3 DISCUSSION
Ebstine anomaly is essentially a tricuspid valve disorder which begins in the embryonic stage by failure of delamination 2, 5. Due to failure in delamination of inner layer of inlet part of right ventricle in EA we see adherence of septal and posterior leaflets to the underlying myocardium and as a consequence we saw downward displacement of hinge points of septal and posterior leaflets from atrioventricular junction 2, 5, 6. In contrast to septal and posterior leaflets, anterior leaflet usually remains in the normal position due to different embryonic origin of anterior leaflet versus posterior and septal leaflets 4, 7. Septal (medial) and posterior (inferior) leaflets originate from the tricuspid gully7 but the anterior leaflet developed from the lateral endocardial cushion and lateral conus 2, so that, anterior tricuspid leaflet is very rarely affected in EA and the attach point of the septal and inferior leaflets never apically displaced beyond the junction between ventricular inlet and apicotrabecular component of RV 1, 7 and the junctional hing of the anterior leaflet is very rarely affected 2, 7.

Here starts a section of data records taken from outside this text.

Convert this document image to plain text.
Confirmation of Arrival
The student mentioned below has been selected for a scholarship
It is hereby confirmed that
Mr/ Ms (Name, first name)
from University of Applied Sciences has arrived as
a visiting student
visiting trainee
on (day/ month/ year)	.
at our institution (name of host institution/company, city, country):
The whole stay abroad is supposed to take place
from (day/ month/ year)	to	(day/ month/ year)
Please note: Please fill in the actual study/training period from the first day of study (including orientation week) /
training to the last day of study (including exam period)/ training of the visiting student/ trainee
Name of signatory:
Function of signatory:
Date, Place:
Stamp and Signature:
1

In our case which the symptoms represented in adulthood, a rare variant of EA was seen with downward displacement of all three tricuspid leaflets. Ebstein cases may represent at different ages due to severity of structural and functional abnormality and also presence of associated defects 8, such as our patient which well tolerated till 35 years old and passed tow pregnancies with no complain of dyspnea or right side failure symptoms. There was no same case in literature with apical disposition of all three tricuspid leaflets. There was reported few cases of isolated anterior leaflet displacement and not septal and posterior ones, and displacement of septal or posterior leaflets is the regular kind of EA, but apical downward of all three ones was not reported till now.